Children Understand What Reading Is for as they Engage in Shared Reading
As children join in the shared reading of a predictable book, they experience what reading is. They know what it feels like and sounds like and, most importantly, they develop the confidence that they can learn to read. Think of shared reading experiences as the training wheels on a bike. Training wheels allow a child to get the feel of the bike, to steer and stop, to ride faster and slower, without also having to concentrate on keeping the bike upright. Once the child develops confidence in bike riding and some bike riding skills, the training wheels are removed and the child rides without them—but often with a parent running alongside the bike! Soon, the child will ride the bike completely on his or her own. Shared reading allows children to experience reading before they have all the print tracking and decoding skills to read on their own. As they develop these skills, they will move toward being independent readers and will no longer need the training wheels support provided by shared reading.
Children Develop Print Concepts as They Engage in Shared Reading
Once you and the children have read and reread a favorite predictable Big Book several times, you can use that Big Book to help them develop print concepts, including some important jargon such as word and sentence and tracking print from left to right. The most concrete activity you can use to build these print concepts is called Sentence Builders. In Sentence Builders, you write all the words and punctuation marks from several pages of a book on separate index cards. The cards are distributed to various children and these children build a sentence by matching their card to the words and punctuation marks in the book.
Children Learn Some Words as They Engage in Shared Reading
Imagine that you have read and reread Brown Bear, Brown Bear or any of the many favorite predictable books with your students. You have written the words on cards and let the children match the words to sentences in the book and build the sentences. You have done the Sentence Builder activity several different times, allowing different children to be different words. Children are going to learn some of the words. Many children will learn the concrete words that name the animals, such as bear, bird, and duck. They might also learn some of the color words, brown, red, and yellow. Because words are repeated in all the sentences, some children will learn some of the abstract connecting words, such as what, do, you, see, I, and at.

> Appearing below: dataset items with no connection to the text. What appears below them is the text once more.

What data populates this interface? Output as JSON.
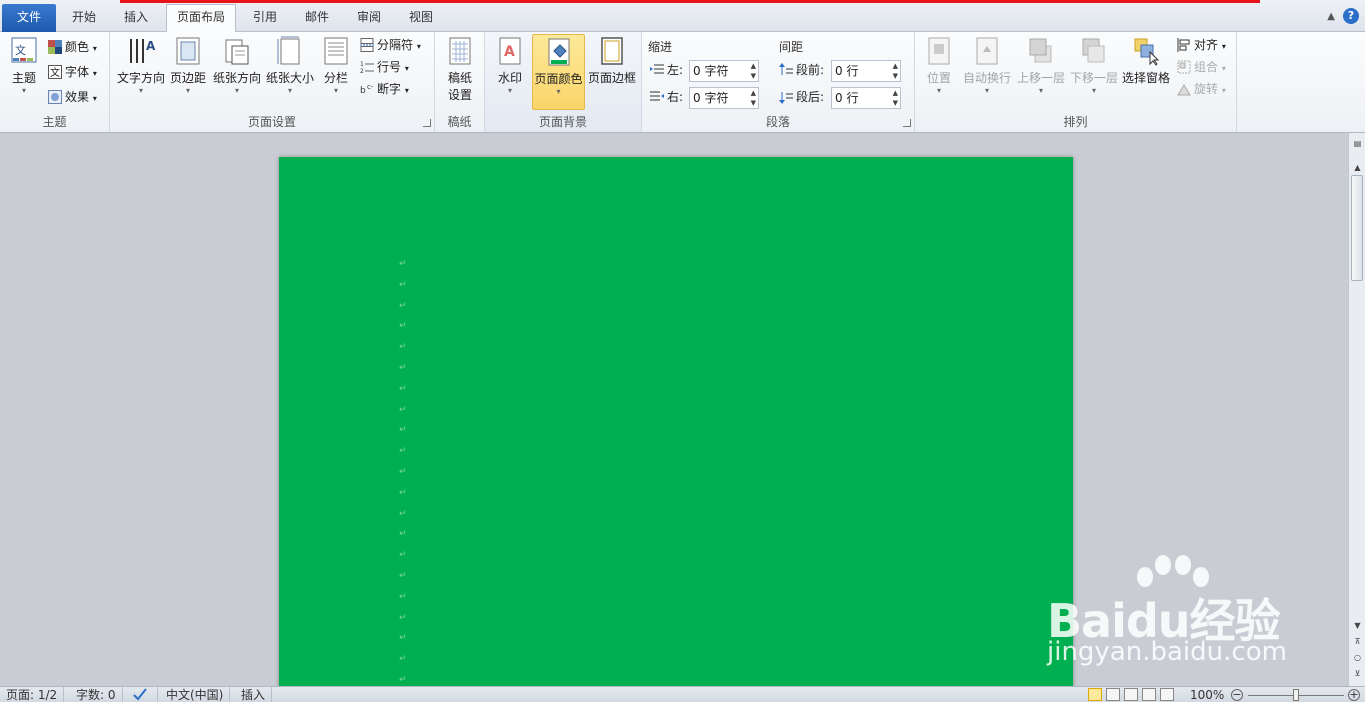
{
  "tabs": {
    "file": "文件",
    "home": "开始",
    "insert": "插入",
    "layout": "页面布局",
    "references": "引用",
    "mailings": "邮件",
    "review": "审阅",
    "view": "视图"
  },
  "ribbon": {
    "theme_group": {
      "label": "主题",
      "themes": "主题",
      "colors": "颜色",
      "fonts": "字体",
      "effects": "效果"
    },
    "page_setup": {
      "label": "页面设置",
      "text_direction": "文字方向",
      "margins": "页边距",
      "orientation": "纸张方向",
      "size": "纸张大小",
      "columns": "分栏",
      "breaks": "分隔符",
      "line_numbers": "行号",
      "hyphenation": "断字"
    },
    "manuscript": {
      "label": "稿纸",
      "settings_line1": "稿纸",
      "settings_line2": "设置"
    },
    "page_background": {
      "label": "页面背景",
      "watermark": "水印",
      "page_color": "页面颜色",
      "page_borders": "页面边框"
    },
    "paragraph": {
      "label": "段落",
      "indent_title": "缩进",
      "spacing_title": "间距",
      "left_label": "左:",
      "left_value": "0 字符",
      "right_label": "右:",
      "right_value": "0 字符",
      "before_label": "段前:",
      "before_value": "0 行",
      "after_label": "段后:",
      "after_value": "0 行"
    },
    "arrange": {
      "label": "排列",
      "position": "位置",
      "wrap_text": "自动换行",
      "bring_forward": "上移一层",
      "send_backward": "下移一层",
      "selection_pane": "选择窗格",
      "align": "对齐",
      "group": "组合",
      "rotate": "旋转"
    }
  },
  "document": {
    "page_color": "#00b050",
    "para_mark": "↵"
  },
  "statusbar": {
    "page": "页面: 1/2",
    "words": "字数: 0",
    "language": "中文(中国)",
    "mode": "插入",
    "zoom": "100%"
  },
  "watermark": {
    "brand": "Baidu经验",
    "url": "jingyan.baidu.com"
  },
  "colors": {
    "accent": "#2c6fc9",
    "highlight": "#fbd56a",
    "top_line": "#e8141a"
  }
}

Emergent literacy research shows that children from literate homes have often experienced 1,000 hours of reading and writing before coming to school. Many of the books read to young children are predictable books that they insist on having read over and over and from which they learn some of the words. Shared reading simulates this experience and gives everyone the opportunity to encounter what reading feels like, to understand print concepts, and to learn to read some words.